I have plenty of room, but I just got paid, And all of my money is now in bills or reptile food/supplies. I could prolly afford the shipping, but not the rest.


----------



## Meg90 (Jan 7, 2010)

I have decided to take him on, and put him up for adoption once he is healthy.

Reid, my boyfriend, agreed to it, basically because I explained that Cleo is going to be our only tegu, and I will never get the chance to raise a "baby" this small, or have another tegu in general. I have a 20L on standby, as well as a large bin (18 w 12 d 51 l) depending on how he does in the smaller size first. He'll be under a powersun (if things go as planned).

I plan on taking a sample in to my rep vet when he arrives, and if there are parasites found, taking the tegu in for a checkup.

I got confirmation yesterday from his owner that he wants me to have the tegu, but he told me he doesn't know how to ship. So last night I put together a step by step guide with pictures after consulting Jane (MMR-Jif) and I am still waiting to hear back from him.
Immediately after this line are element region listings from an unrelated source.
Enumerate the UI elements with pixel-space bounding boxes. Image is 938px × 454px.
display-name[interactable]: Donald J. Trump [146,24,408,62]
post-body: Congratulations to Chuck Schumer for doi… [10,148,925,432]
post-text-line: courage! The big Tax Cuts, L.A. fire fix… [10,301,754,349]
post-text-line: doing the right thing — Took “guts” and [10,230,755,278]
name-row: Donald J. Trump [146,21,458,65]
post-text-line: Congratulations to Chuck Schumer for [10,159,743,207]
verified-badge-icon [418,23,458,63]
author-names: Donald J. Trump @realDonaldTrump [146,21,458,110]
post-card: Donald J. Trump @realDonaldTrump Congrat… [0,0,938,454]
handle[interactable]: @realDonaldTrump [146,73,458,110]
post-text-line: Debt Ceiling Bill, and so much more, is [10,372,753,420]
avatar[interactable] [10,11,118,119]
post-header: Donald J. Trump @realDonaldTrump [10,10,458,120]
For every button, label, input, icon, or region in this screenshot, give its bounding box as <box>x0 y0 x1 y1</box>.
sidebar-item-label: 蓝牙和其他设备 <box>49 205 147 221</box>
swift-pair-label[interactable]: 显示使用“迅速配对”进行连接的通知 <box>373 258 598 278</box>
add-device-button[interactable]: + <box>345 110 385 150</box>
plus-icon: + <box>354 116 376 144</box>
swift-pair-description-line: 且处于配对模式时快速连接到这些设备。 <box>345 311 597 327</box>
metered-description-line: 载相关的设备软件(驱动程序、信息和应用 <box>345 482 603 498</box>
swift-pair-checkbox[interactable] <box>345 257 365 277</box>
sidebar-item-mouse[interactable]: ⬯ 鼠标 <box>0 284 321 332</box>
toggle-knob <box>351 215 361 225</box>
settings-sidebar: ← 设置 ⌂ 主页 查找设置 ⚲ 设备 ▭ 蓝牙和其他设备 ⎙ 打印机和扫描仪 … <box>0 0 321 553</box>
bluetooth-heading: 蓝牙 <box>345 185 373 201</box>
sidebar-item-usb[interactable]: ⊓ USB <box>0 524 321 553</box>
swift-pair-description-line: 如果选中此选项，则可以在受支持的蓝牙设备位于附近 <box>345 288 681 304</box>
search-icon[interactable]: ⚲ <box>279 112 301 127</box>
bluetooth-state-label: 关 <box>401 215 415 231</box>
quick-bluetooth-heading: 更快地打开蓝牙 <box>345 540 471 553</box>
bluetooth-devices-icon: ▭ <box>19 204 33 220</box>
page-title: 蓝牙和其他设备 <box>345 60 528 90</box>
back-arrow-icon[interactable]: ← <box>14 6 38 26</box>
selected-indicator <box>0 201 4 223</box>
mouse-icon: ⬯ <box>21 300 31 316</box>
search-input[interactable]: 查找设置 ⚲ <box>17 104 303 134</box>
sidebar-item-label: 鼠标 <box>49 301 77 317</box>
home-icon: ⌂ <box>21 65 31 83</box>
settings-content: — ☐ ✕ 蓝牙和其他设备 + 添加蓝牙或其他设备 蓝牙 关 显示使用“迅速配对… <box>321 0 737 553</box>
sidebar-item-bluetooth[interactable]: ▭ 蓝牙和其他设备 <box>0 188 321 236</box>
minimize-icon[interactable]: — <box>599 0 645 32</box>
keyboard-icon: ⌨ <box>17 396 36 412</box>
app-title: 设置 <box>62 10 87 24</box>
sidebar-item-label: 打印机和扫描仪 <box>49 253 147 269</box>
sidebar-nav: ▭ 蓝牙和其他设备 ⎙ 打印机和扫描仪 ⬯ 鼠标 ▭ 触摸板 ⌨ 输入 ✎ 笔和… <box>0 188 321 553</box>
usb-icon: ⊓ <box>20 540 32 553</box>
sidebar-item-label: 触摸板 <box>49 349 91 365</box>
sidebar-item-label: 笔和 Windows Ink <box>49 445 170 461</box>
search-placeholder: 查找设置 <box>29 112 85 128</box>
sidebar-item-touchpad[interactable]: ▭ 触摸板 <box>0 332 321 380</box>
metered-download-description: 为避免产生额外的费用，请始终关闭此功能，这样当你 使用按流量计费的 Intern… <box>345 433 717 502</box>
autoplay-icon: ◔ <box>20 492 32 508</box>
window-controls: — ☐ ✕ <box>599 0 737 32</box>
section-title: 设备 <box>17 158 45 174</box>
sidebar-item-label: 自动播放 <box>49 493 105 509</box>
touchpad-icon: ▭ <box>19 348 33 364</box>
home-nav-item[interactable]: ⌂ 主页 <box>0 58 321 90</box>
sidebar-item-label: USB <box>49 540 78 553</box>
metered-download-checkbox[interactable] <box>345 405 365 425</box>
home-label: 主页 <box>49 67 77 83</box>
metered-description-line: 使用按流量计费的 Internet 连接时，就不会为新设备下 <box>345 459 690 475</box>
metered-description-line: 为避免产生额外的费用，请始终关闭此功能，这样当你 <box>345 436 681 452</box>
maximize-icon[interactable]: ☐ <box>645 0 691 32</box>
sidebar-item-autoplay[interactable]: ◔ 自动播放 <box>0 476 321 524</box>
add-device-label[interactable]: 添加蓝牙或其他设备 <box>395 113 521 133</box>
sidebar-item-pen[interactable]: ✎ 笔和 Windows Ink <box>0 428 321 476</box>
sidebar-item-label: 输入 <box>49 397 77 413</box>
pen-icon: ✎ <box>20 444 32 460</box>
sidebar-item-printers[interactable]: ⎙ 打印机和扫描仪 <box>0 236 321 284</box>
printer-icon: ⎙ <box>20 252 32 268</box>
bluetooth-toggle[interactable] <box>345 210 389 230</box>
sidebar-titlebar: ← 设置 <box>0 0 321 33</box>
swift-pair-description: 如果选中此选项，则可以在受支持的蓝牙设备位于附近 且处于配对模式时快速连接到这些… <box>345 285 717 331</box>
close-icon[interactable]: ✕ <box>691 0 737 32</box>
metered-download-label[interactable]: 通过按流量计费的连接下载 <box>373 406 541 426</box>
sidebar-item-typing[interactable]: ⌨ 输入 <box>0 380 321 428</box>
At this point, it IS a go, but with my rescue work, I have had people get "cold feet" and decide to keep their animal so its not 100% yet. I am not going to jinx it by saying that it is. 

If he is indeed trying to hibernate after a week or so of being with me, I will put him under. But I'm hoping a smaller space, warmer temps and some fresh food will help change his mind. Imma pick up some hoppers and pith them to see if I can put some weight on him that way, and I have friends that have dubia roaches in several sizes.

I'm very excited about this, and checking email several times a day to hear back from his owner. I wanna call him Micro, but the bf is also thinking of names. And who knows? If this baby does well, and we get attached enough, he could be a permanent member.  Jane said sometimes two can fit in one enclosure.


----------



## simon021 (Feb 23, 2010)

Good Luck! You seem pretty excited about it. Keep us all informed!


----------



## cornking4 (Feb 23, 2010)

Way to go meg, I'm glad there are people like you in the world to help out animals in need!


----------